В популярных представлениях благотворительные фонды только тем и занимаются, что перерезают ленточки и устраивают конкурсы рисунка, а на самом деле большую часть их работы составляет юридическое сопровождение криминальных дел, например. Что в реальности составляет большую часть вашей работы?

В рамках «СОС Дитячі містечка» мы проводим мониторинг качества предоставляемых услуг, взаимодействуем с нашими государственными партнерами по продвижению европейских стандартов поддержки семьи, это профилактика сиротства либо семейные формы воспитания, и возможности внедрения этого на национальном уровне, на уровне громады. Это составляет 60% нашей работы.

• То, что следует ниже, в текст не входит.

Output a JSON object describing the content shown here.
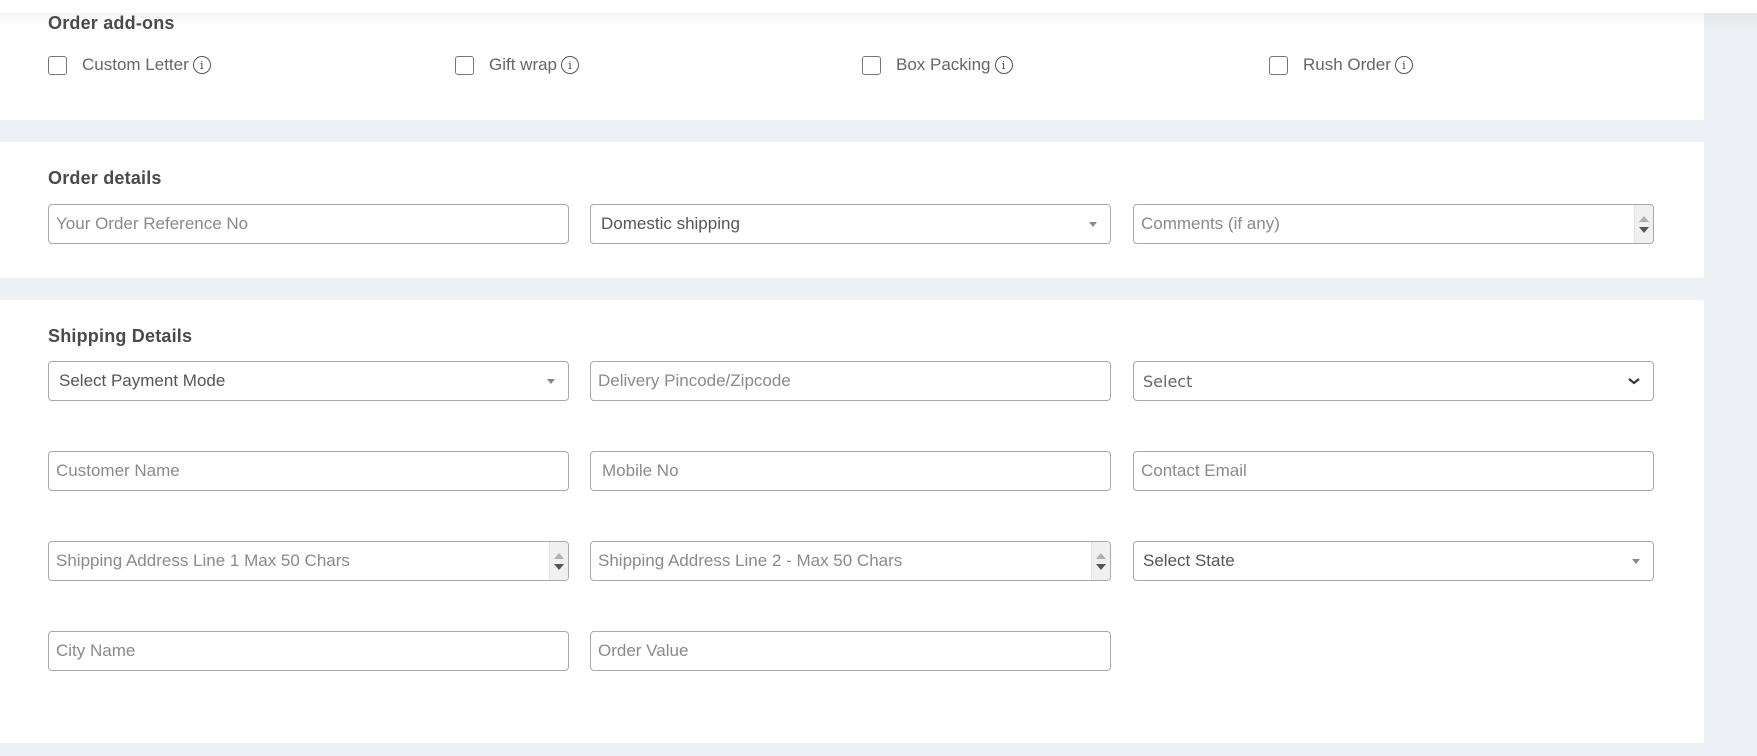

Также мы ведем конкретные случаи семей и детей, смотрим, где нужно наше вмешательство, что мы упустили, что можем предотвратить, если есть неявные проблемы. В Украине у нас три основных направления работы. Первое – укрепление семьи, мы работаем в Киевской, Луганской областях с семьями, где есть риск, что ребенок окажется в интернате. Когда к нам обращается семья, мы рассматриваем ее проблемы, а бывает такое, что проблемы нет. Например, развод – большая травма для ребенка и семьи, но риск того, что ребенка отправят в интернат, минимальный. В тех случаях, если ребенок становится объектом манипуляций в процессе развода, мы можем выступить в качестве медиатора. Мы предлагаем снизить градус общения, подключаем психолога для мамы и ребенка, особенно если детей несколько.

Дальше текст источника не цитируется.